The title of 2014's Ligeti Light reflects Moss's penchant for punning, but it's otherwise a sober solo piano setting etched by Onalbayeva, the first pianist from Kazakhstan to be designated as a Steinway Artist. In this seven-minute opener, Moss references the late Hungarian composer with an allusion to a typical Ligeti etude before plunging into unrelated territory. Up next, the late Arnold Winston leads the Kiev Philharmonic in a performance of the title work, an orchestral tone poem based on five Tang Dynasty poems. Though an equivalent number of movements is involved, the piece plays like a single-movement, ten-minute work. Contrasts of mood, timbre, tempo, and dynamics fluidly emerge to reflect the story-line in the texts, which recount a poet awakening, meditating in a bamboo grove, admiring gowned women at an afternoon pageant, and eventually parting from an old friend at midnight. Mirroring that trajectory, 2018's Moments for cello (Eric Kutz) and piano (Audrey Andrist) likewise guides the listener through five contrasting sections, including the lively “Whimsically” and lyrical “Aria.”

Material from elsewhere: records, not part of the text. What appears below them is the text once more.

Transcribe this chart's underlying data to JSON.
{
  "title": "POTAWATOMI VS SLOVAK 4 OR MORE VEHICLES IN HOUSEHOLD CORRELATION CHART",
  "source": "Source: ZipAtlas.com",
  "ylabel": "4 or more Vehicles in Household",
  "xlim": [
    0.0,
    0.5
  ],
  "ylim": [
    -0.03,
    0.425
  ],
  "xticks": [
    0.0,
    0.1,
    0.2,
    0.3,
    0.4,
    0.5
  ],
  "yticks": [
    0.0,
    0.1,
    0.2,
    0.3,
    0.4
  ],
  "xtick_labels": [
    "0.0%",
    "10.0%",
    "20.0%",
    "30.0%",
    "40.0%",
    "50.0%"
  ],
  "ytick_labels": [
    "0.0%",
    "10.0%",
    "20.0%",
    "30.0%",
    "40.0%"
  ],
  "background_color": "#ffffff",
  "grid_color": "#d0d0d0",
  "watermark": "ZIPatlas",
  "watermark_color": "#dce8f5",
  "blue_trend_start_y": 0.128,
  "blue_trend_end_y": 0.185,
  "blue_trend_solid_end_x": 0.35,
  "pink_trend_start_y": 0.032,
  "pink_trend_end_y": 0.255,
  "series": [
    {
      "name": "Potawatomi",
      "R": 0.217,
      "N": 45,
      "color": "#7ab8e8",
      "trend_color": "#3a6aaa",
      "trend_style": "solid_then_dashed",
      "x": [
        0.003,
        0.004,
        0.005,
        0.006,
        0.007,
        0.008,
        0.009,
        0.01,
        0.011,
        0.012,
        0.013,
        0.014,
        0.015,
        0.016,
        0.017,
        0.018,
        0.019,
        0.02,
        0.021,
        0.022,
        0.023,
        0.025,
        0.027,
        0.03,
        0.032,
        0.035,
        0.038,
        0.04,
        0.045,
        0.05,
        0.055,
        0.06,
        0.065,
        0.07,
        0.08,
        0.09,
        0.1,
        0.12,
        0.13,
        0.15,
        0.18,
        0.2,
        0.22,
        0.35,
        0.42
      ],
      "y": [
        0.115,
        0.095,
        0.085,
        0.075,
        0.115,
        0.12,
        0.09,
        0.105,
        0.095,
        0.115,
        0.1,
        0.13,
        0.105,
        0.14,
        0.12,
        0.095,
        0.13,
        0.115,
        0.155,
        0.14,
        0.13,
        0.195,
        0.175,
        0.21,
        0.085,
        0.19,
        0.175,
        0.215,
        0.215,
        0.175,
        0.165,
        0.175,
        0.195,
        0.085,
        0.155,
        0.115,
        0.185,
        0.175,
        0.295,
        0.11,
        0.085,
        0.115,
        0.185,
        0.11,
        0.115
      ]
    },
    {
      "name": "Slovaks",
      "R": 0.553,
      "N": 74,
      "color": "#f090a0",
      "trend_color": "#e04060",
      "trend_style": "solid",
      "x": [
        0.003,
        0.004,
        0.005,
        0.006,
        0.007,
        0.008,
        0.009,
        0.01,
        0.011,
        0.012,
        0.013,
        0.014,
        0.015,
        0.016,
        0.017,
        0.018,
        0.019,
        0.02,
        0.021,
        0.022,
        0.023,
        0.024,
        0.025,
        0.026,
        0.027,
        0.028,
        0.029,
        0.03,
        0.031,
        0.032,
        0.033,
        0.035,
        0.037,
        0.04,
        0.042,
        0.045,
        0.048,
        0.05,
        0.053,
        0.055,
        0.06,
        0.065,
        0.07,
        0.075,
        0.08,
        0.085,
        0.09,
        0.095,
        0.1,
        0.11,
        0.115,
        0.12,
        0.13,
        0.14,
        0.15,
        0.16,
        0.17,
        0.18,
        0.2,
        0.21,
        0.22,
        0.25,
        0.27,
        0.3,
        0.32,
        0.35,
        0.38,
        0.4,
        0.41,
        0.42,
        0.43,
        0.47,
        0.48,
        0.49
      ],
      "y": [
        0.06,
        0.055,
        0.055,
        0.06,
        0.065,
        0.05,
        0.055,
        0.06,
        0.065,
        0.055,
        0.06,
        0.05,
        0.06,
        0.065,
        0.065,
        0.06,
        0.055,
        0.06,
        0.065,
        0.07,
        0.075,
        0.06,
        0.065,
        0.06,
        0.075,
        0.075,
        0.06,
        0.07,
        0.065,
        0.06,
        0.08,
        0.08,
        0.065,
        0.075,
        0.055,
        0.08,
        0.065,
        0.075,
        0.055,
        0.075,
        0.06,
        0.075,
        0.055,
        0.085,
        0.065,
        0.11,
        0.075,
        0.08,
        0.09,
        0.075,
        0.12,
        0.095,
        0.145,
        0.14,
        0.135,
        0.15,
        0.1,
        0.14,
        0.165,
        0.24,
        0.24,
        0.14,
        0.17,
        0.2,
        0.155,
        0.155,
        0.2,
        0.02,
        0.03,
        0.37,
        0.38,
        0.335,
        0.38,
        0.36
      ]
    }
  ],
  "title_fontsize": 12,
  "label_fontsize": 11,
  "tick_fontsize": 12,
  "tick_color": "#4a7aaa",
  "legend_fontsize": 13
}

A different side of the composer surfaces in Gamelan for Flute and Percussion (2013), Moss's affectionate take on the traditional Balinese orchestra and its associated sounds. Flutist Sarah Eckman McIver and percussionist Lee Hinkle perform the three-movement work, Hinkle more responsible for establishing the gamelan connection in his usage of mallets, gongs, and chimes. 5 Bagatelles for Percussion solo (2012) subsequently affords him a vehicle for exploring a broad range of rhythms (Balkan ones in “Bulgar,” for example) and percussion sonorities, from drums and gongs to marimba and vibraphone. The three-part De Profundis (2015) is fittingly played by the Khasma Piano Duo (Ashlee Mack and Katherine Palumbo), given that the work's title is Latin for the Greek Khasma (chasm). Much like the other multi-movement works on the recording, this one progresses through multiple moods, in this instance from “Solemn” and “Lament” to “Ringing.”

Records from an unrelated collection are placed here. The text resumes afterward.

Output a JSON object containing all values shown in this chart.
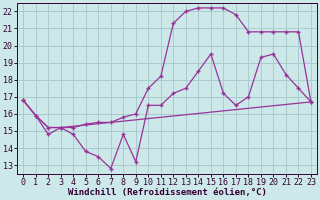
{
  "bg_color": "#cce8e8",
  "grid_color": "#aacccc",
  "line_color": "#993399",
  "xlabel": "Windchill (Refroidissement éolien,°C)",
  "xlabel_fontsize": 6.5,
  "tick_fontsize": 6.0,
  "ylim": [
    12.5,
    22.5
  ],
  "xlim": [
    -0.5,
    23.5
  ],
  "yticks": [
    13,
    14,
    15,
    16,
    17,
    18,
    19,
    20,
    21,
    22
  ],
  "xticks": [
    0,
    1,
    2,
    3,
    4,
    5,
    6,
    7,
    8,
    9,
    10,
    11,
    12,
    13,
    14,
    15,
    16,
    17,
    18,
    19,
    20,
    21,
    22,
    23
  ],
  "line1_x": [
    0,
    1,
    2,
    3,
    4,
    5,
    6,
    7,
    8,
    9,
    10,
    11,
    12,
    13,
    14,
    15,
    16,
    17,
    18,
    19,
    20,
    21,
    22,
    23
  ],
  "line1_y": [
    16.8,
    15.9,
    14.8,
    15.2,
    14.8,
    13.8,
    13.5,
    12.8,
    14.8,
    13.2,
    16.5,
    16.5,
    17.2,
    17.5,
    18.5,
    19.5,
    17.2,
    16.5,
    17.0,
    19.3,
    19.5,
    18.3,
    17.5,
    16.7
  ],
  "line2_x": [
    0,
    1,
    2,
    3,
    23
  ],
  "line2_y": [
    16.8,
    15.9,
    15.2,
    15.2,
    16.7
  ],
  "line3_x": [
    0,
    1,
    2,
    3,
    4,
    5,
    6,
    7,
    8,
    9,
    10,
    11,
    12,
    13,
    14,
    15,
    16,
    17,
    18,
    19,
    20,
    21,
    22,
    23
  ],
  "line3_y": [
    16.8,
    15.9,
    15.2,
    15.2,
    15.2,
    15.4,
    15.5,
    15.5,
    15.8,
    16.0,
    17.5,
    18.2,
    21.3,
    22.0,
    22.2,
    22.2,
    22.2,
    21.8,
    20.8,
    20.8,
    20.8,
    20.8,
    20.8,
    16.7
  ]
}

Moss himself draws for inspiration from Walt Whitman for 2018's Voyagers, a setting for chorus (The Composers' Choir, conducted by Daniel Shaw) and piano of two late poems (“Sail Out for Good,” “One Thought Ever at the Fore”) that deal with life's final destination (“Depart, depart from solid earth / No more returning to these shores”). Whitman's words also surface in 2014's Grand is the Seen, a short work for soprano, flute, and piano memorable for its performance by Metropolitan Opera singer Danielle Talamantes. Accompanied by flute, percussion, and piano, she also graces the three-movement Dreams by Day and Night (2014), based on poems by the Tang Dynasty's Li Bai that Moss translated himself from the original Chinese, and at album's close, she and Sarah Eckman McIver (on flute and piccolo) unite superbly for the suitably stripped-down Inside, Outside: 4 Haiku for Our Time (2016). Though the work ends on a rather unsettling note with “Inner turmoil ...” and its rather foreboding message (“Mankind's chaos / Heaven spinning / How will it end?”), New Dawn itself is anything but bleak. On the contrary, its cumulative tone is celebratory, not just in the way it presents a broad overview of Moss's work but also in the way it showcases the exceptional creative vitality of a ninety-one-year-old composer.